The Landscape: Vision 2025 for this leading Fibers manufacturer, included the critical competency of “Emotional Intelligence”. There was a need felt to move away from the “command and control” system to a more “collaborative” system. Behaving and Demonstrating Emotional Intelligence was regarded as critical, giving the constantly changing environment and the advent of the millennials and Generation Z, into the workforce

The Solution: Shraddha HRD designed a learning intervention, spread over 6 weeks. Participants went through a learning intervention covering the different aspects of emotional intelligence through virtual instructor led sessions. This was followed up with out of class reflection on demonstrating emotionally intelligent behaviors and implementing action plans.

Some themes that were covered:

What is the relevance of #emotionalintelligence in a manufacturing environment? Is it a competency that should really be top of the heap? Isn’t operational excellence far more important and if the command-and-control structure has worked well till now, why change?

There is a thought process that emotional intelligence is far more relevant for the services sector. A detailed learning needs analysis clearly showed that managers today, irrespective of the sectors they work in, need to display emotionally intelligent behavior, with their teams.

The Result: As this was an extended learning intervention, we heard powerful and heart-warming stories and anecdotes of participants applying the principles discussed during classroom learning, with their team members.

Truly gratifying

How learning helps companies beat Covid shocks

#Learning helped Mondelez India advance product entry of cakes into India, during the 2020 lockdown and pandemic, as well as shift an entire chocolate line from China to India without the machine manufacturers coming to the floor. #Unbelievable but #true.

Mondelez decided to launch its entry into cakes in 2020. The process was complicated due to covid restrictions.

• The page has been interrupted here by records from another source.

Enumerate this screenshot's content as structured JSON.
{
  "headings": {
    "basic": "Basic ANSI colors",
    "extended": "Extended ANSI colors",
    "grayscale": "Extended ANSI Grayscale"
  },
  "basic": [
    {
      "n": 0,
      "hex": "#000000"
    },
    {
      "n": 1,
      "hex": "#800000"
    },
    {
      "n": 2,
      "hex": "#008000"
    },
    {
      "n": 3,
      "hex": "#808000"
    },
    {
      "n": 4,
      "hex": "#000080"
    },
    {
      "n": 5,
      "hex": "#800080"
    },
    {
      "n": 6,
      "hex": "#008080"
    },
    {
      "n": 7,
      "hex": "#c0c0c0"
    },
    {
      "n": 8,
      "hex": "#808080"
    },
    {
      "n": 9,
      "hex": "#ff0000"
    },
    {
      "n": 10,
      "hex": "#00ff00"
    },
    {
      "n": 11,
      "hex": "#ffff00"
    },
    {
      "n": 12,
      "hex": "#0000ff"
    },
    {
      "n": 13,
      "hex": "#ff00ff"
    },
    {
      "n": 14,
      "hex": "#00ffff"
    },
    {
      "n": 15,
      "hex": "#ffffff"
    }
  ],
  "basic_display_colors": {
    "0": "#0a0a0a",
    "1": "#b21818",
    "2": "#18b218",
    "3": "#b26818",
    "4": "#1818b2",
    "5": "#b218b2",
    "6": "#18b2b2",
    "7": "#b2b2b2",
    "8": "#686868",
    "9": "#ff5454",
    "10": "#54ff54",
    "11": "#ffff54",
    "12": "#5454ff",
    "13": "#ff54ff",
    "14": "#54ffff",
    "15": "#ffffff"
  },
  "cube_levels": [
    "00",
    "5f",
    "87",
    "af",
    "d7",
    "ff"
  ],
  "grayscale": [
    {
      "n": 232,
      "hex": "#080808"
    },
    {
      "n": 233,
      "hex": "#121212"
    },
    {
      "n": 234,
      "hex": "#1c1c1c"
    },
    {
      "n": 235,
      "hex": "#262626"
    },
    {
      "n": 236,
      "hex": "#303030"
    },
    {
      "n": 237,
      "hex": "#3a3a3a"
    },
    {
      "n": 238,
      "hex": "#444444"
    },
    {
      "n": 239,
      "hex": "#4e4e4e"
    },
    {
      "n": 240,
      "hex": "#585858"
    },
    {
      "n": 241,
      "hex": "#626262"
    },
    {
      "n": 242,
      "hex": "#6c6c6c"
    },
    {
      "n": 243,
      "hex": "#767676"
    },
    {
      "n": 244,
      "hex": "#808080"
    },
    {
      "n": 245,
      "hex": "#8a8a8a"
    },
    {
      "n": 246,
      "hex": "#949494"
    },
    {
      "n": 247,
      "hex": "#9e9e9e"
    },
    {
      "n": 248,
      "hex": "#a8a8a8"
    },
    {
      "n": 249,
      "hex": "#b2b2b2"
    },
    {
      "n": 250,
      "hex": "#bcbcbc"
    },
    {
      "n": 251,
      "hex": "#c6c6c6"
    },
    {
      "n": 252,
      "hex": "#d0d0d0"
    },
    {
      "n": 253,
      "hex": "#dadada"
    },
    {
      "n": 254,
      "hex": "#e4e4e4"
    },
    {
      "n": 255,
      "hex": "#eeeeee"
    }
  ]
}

Well before the pandemic, Mondelez India had been experimenting and getting their personnel trained on running the production line remotely.

“We would have had no option but to shut the line for 3 weeks, had the shift engineer not run it from his laptop” says Mondelez International President (India) Deepak Iyer.

#Machinelearning and #ArtificialIntelligence helped Mondelez move the chocolate line, without any delays or glitches. Instructions were provided over cameras and mobile platforms on how to dismantle the line, package it, ship it, unpack it and assemble it. Deepak Iyer says all this is possible because Mondolez is focused on learning.

#Learning has clearly moved from a one time event to a life long affair. If we are to stay #relevant, individuals, teams and organizations need to learn and upgrade themselves continuously. The #VUCA world has necessitated this change. The pandemic and the increasing use of technology has hastened the process.